Speaker
Description
Today, a significant portion of total final energy consumption can be attributed to heating systems in buildings. Reducing energy consumption and carbon dioxide emissions in this sector is, therefore, crucial to achieving the goals of climate action initiatives worldwide. A promising approach to addressing this objective involves the use of advanced predictive control systems, which have the potential to dynamically adapt to changing external conditions in real-time. However, its implementation is rather challenging due to the high complexity of current building energy systems. In this work, we consider a mixed-integer nonlinear model predictive control (MINMPC) strategy, which can directly tackle system nonlinearities, switching behavior and intricate restrictions.

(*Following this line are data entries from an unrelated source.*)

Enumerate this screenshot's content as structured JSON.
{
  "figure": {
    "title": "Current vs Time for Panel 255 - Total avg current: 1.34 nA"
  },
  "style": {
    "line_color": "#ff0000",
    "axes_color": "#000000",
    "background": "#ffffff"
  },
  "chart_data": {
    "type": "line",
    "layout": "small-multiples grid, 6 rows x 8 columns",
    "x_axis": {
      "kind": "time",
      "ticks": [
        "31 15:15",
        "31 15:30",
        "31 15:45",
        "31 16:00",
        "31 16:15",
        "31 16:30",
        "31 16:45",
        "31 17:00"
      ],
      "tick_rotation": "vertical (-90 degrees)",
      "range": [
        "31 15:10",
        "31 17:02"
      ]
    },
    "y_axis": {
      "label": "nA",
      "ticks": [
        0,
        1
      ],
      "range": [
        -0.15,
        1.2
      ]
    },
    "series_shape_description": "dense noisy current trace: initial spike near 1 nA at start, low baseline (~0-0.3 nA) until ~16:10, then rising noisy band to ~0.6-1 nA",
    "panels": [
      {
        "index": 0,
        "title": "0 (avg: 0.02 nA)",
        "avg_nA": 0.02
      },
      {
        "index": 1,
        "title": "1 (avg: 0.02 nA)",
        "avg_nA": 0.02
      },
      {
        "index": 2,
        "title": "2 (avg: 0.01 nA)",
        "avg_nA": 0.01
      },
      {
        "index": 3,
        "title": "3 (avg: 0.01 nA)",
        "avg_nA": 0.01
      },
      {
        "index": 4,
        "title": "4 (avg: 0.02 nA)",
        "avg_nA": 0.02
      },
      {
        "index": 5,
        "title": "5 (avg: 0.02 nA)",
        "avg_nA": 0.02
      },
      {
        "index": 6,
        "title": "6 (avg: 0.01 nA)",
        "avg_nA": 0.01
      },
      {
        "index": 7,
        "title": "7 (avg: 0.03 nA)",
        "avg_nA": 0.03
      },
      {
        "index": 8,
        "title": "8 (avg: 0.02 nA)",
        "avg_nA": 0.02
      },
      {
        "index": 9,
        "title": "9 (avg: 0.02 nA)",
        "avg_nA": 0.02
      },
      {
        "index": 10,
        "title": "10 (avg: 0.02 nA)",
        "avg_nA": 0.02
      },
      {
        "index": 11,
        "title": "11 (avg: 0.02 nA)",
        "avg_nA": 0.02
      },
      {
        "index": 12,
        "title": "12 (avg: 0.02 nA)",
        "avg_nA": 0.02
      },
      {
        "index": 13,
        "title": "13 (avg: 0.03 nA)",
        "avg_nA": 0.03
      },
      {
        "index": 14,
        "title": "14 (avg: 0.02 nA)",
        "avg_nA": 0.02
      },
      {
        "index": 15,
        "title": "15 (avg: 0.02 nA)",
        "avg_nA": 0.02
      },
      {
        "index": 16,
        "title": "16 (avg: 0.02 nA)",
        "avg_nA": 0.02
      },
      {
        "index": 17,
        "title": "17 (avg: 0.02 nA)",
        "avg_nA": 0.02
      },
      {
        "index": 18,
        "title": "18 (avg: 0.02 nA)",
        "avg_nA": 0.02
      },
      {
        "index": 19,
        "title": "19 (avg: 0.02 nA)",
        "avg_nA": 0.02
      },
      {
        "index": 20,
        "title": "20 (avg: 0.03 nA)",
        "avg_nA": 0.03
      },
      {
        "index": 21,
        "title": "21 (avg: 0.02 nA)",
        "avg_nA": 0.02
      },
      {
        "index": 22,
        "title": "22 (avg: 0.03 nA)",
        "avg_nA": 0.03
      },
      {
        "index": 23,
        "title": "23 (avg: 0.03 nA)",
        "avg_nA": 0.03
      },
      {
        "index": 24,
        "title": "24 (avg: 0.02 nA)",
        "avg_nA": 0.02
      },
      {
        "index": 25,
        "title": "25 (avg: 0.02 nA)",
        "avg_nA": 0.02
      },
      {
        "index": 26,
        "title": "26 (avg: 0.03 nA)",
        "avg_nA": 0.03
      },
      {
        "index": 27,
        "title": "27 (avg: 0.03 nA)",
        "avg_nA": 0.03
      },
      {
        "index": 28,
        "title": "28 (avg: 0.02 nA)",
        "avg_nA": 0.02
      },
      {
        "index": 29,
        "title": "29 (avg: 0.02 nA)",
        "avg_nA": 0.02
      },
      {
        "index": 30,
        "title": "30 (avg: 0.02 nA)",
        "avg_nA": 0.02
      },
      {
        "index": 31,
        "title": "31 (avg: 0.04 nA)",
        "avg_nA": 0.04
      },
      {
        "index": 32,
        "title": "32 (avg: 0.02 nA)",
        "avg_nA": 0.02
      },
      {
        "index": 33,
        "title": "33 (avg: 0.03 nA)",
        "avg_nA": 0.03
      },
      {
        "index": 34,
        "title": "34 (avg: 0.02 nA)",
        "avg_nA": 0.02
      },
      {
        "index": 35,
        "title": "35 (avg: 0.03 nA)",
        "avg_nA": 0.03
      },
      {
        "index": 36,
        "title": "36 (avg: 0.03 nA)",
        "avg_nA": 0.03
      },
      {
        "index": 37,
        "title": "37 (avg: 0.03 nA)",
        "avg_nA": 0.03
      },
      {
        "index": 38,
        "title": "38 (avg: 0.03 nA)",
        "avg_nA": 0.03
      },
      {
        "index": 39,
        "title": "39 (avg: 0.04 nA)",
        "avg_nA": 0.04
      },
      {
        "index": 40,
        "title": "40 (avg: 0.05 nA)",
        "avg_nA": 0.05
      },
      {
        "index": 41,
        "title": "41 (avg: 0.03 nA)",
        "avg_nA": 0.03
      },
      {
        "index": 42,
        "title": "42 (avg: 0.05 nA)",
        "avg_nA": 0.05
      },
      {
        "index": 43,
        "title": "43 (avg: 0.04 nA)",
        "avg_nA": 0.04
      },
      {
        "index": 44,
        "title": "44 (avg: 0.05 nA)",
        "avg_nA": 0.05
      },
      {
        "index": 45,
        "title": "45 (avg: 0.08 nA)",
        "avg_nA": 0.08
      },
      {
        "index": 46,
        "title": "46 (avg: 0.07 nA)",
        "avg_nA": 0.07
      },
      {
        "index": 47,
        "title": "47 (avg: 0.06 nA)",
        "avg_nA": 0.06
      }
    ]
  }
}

In this context a central point is the development of a proper model for the building energy system, which must carefully follow the system dynamics and at the same time be rather simple and suitable for derivative-based optimization in model predictive control. We aim to simplify this process by automating the model design and, therefore, reducing the need for expert knowledge at this step. We present a novel relax-and-round strategy for MINMPC and demonstrate its performance on a resistor-capacitor (RC) model of an office building at Hannover University of Applied Sciences and Arts, obtained within an automated framework. We show that previously achieved cost savings potential can be noticeably increased by the utilization of the building envelope as an additional energy storage.